Monday, December 10, 2012

Human Rights and Debt Relief in the Age of Vultures


The Argentine Libertad, held in Ghana
due to a sovereign debt dispute.
http://commons.wikimedia.org/wiki/File%3ALibertad.JPG
by Blake Hulnick
Twitter: @bhulnick

When Argentina officially took its place on the UN Security Council on October 22nd, the celebrations were brief, and Argentina’s Minister of Foreign Affairs, Hector Marcos Timerman, had an urgent piece of business to raise with Secretary-General Ban Ki-moon.  The Fragata Libertad, an Argentine naval frigate, had been detained in Temma, Ghana for weeks, and the government continued to demand its unconditional return.

The Libertad finds itself in this unusual predicament because a U.S.-based investment firm petitioned courts in Ghana for its seizure in their quest to be made whole on a long-unpaid $1.6 billion judgment stemming from Argentina’s 2001 default. The unfolding situation provides a rare public glimpse into a novel field in international law beginning to reverberate throughout the human rights community.

The Argentine government called the attachment of their ship a violation of the Vienna Convention’s diplomatic immunity rules and even outright extortion, but the issue may be more complicated. For years, so-called “vulture funds” have built a business model acquiring distressed sovereign debt,  often at deep discounts on the secondary market from frustrated creditors. The funds then pursue collection in every corner of the world, often at many times the original amount. Where they succeed, the result can be a substantial profit. The funds’ harshest critics say they frustrate third world debt relief efforts, hamper hard-won economic reforms, and raid the treasuries of poor countries struggling to provide basic social services and ensure the human rights of their citizens.
Another situation unfolding in the Democratic Republic of the Congo is a case in point. FG Hemisphere, a Manhattan-based investment group, bought twenty-year-old DRC debt from a Bosnian creditor. FG reportedly paid about $3 million for the debt, and is now in the process of suing the DRC for $125 million to collect on it. Barred by sovereign immunity from collecting directly from DRC's public offers, FG sought to attach assets based in the Isle of Jersey (UK). The money they sought was income from the DRC's state-owned mining company ("Gecamines") extracting cobalt from an abandoned copper mine's slag heap known as the "Big Hill." Perhaps not coincidentally, the action comes on the heels of DRC receiving $12.3 billion in debt forgiveness through an IMF/World Bank program.

The United Nations Independent Expert responsible for monitoring third world debt, Dr. Cephas Lumina, considers the funds a threat to development and treaty progress under the International Covenant on Economic, Social and Cultural Rights (ICESCR):

“It is critical to put a halt to such unconscionable profiteering,” noted Mr. Lumina. “Awards to vulture funds diminish the impact of debt relief for these countries and undermine the core objectives of internationally-agreed debt relief measures…

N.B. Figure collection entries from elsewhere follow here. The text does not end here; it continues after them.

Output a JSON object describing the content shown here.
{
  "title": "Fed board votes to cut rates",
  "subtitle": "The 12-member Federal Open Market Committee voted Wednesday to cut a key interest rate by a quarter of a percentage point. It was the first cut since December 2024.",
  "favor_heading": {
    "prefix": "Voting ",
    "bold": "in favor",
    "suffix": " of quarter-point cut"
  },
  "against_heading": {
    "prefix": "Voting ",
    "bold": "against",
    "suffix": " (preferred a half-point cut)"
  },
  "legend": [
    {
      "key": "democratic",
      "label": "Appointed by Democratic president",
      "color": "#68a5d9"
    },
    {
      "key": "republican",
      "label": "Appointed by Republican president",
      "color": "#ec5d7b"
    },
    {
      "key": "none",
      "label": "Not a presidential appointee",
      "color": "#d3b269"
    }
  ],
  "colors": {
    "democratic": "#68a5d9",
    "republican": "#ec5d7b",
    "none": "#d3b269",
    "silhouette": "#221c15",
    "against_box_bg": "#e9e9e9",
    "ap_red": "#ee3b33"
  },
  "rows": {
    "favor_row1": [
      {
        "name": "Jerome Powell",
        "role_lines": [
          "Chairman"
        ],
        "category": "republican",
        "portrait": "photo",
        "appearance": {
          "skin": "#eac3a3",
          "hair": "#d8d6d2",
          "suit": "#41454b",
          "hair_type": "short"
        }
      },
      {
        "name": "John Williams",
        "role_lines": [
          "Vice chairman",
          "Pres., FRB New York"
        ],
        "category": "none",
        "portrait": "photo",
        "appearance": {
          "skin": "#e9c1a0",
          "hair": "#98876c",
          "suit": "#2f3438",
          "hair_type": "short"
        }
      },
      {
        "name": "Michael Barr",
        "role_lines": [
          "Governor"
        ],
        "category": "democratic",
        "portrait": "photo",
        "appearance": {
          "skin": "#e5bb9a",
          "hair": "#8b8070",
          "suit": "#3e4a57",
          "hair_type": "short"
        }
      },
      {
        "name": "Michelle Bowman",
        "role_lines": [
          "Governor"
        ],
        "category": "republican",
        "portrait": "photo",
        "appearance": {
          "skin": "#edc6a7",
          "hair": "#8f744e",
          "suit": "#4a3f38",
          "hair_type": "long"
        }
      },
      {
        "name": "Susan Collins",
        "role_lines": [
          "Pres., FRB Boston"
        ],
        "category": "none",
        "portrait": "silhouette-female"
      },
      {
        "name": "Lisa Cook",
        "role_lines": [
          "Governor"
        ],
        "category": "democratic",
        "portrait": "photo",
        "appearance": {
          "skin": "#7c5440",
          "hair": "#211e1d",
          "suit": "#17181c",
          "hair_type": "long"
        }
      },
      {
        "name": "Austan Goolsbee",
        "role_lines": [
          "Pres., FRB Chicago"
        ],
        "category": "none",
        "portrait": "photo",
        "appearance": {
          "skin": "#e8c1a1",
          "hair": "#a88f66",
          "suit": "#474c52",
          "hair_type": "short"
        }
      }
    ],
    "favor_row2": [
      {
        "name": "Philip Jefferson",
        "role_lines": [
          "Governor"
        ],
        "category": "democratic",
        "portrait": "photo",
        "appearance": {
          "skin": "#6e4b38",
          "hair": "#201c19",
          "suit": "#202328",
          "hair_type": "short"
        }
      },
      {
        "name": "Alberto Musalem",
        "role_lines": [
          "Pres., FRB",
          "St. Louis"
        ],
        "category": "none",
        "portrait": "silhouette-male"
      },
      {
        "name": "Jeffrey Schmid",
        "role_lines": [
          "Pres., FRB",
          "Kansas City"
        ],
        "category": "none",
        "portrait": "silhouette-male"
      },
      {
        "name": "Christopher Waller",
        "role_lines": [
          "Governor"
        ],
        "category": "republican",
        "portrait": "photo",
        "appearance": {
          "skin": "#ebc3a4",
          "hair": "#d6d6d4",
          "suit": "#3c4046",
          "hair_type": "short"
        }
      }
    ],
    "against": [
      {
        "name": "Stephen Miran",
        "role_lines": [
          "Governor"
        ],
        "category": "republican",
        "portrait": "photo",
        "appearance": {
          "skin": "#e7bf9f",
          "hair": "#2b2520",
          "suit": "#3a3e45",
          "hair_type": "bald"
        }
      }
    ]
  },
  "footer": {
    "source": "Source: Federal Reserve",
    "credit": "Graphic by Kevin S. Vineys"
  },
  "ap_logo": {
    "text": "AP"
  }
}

“From a human rights perspective, the settlement of excessive vulture fund claims by poor countries with unsustainable debt levels has a direct negative effect on the capacity of governments of these countries to fulfill their human rights obligations, especially economic, social and cultural rights, such as the rights to health, water and sanitation, food, housing and education,” stressed the Independent Expert.

Specifically, Lumina and other critics in the international human rights community point out that the success of opportunistic debt collectors might frustrate the lofty aspirations of the ICESCR (which the DRC ratified in 1976) to provide, for example, guaranteed social insurance under Article 9, or universal education under Article 13.

Jubilee Debt Campaign, a leading NGO voice in opposition to the investors’ practices, has advocated for legislation at the state and national levels, as well as abroad, to thwart efforts to collect large settlements from poor countries.

Perhaps the most eloquent (and vituperative) defense of the funds came from Peter Grossman, the recently unmasked director of FG Hemisphere, who posted a statement online following the withering array of attacks leveled against him and his business model. Aligning with the views of some development economists, Grossman points out that in many cases, the proceeds from the activities he’s targeting in court aren’t being put to good or transparent use. The NGO Global Witness, for example, has been highly critical of DRC’s recent sales of billions in state-owned mining assets to well-connected buyers at a discount, claiming some $5.5 billion in public funds may have disappeared this way over the last few years.

If true, the DRC may have run afoul not only of its rationale for opposing FG Hemisphere's collection, but also the country's transparency obligations under the multilateral Initiative for Highly Indebted Poor Countries and more general commitments under the ICESCR, as enumerated by the Independent Expert.

As Argentina’s sailors wait in Ghana and Grossman continues to pursue the DRC’s cobalt income, the rights and development communities will be watching closely. The highly interconnected nature of the international legal system means many countries’ courts will grapple with this issue in the years ahead, likely in unexpected and potentially ill-prepared venues. As old debt continues to change hands and multilateral forgiveness frees assets, countries will need to engage a far more specific debate—internally and multilaterally—about what treaty obligations and rights aspirations require.